The following countries are mixing GSM 900/1800 and GSM 850/1900 bands:
|Antigua and Barbuda||Yes||Yes||Yes||No|
|Aruba, Bonaire and Curacao||No||Yes||Yes||Yes|
|British Virgin Islands||Yes||Yes||Yes||Yes|
|Saint Kitts and Nevis||Yes||Yes||Yes||Yes|
|Saint Vincent and the Grenadines||Yes||No||Yes||Yes|
|Trinidad and Tobago||Yes||Yes||No||Yes|
|Turks and Caicos Islands||Yes||Yes||Yes||Yes|
Another less common GSM version is GSM-450. It uses the same band as, and can co-exist with, old analog NMT systems. NMT is a first generation (1G) mobile phone system which was primarily used in Nordic countries, Benelux, Alpine Countries, Eastern Europe and Russia prior to the introduction of GSM. The GSM Association claims one of its around 680 operator-members has a license to operate a GSM 450 network in Tanzania. However, currently all active public operators in Tanzania use GSM 900/1800 MHz. There are no publicly advertised handsets for GSM-450 available.
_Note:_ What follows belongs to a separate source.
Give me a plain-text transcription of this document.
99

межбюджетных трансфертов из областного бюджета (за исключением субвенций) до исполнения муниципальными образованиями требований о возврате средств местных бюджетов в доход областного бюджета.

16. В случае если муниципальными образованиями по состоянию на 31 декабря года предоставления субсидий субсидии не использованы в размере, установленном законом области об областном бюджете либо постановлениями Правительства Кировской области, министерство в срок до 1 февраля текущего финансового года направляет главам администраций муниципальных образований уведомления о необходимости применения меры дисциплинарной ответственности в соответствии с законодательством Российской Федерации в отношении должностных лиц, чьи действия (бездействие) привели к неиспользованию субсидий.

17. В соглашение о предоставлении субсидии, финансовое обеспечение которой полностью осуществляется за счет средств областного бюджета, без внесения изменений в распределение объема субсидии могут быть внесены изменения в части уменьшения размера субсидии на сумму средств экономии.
Very few NMT-450 network remain in operation. Overall, where the 450 MHz NMT band has been licensed, the original analogue network has been closed, and sometimes replaced by CDMA. Some of the CDMA networks have since upgraded from CDMA to LTE (LTE band 31).
Today, most telephones support multiple bands as used in different countries to facilitate roaming. These are typically referred to as multi-band phones. Dual-band phones can cover GSM networks in pairs such as 900 and 1800 MHz frequencies (Europe, Asia, Australia and Brazil) or 850 and 1900 (North America and Brazil). European tri-band phones typically cover the 900, 1800 and 1900 bands giving good coverage in Europe and allowing limited use in North America, while North American tri-band phones utilize 850, 1800 and 1900 for widespread North American service but limited worldwide use. A new addition has been the quad-band phone, also known as a World Phone, supporting at least all four major GSM bands, allowing for global use (excluding non-GSM countries such as Japan or South Korea).
There are also multi-mode phones which can operate on GSM as well as on other mobile phone systems using other technical standards or proprietary technologies. Often these phones use multiple frequency bands as well. For example, one version of the Nokia 6340i GAIT phone sold in North America can operate on GSM-1900, GSM-850 and legacy TDMA-1900, TDMA-800, and AMPS-800, making it both multi-mode and multi-band. As a more recent example the Apple iPhone 5 and iPhone 4S support quad-band GSM at 850/900/1800/1900 MHz, quad-band UMTS/HSDPA/HSUPA at 850/900/1900/2100 MHz, and dual-band CDMA EV-DO Rev. An at 800/1900 MHz, for a total of 'six' different frequencies (though at most four in a single mode). This allows the same handset to be sold for AT&T Mobility, Verizon, and Sprint in the U.S. as well as a broad range of GSM carriers worldwide such as Vodafone, Orange and T-Mobile (Excluding-US), many of whom offer official unlocking.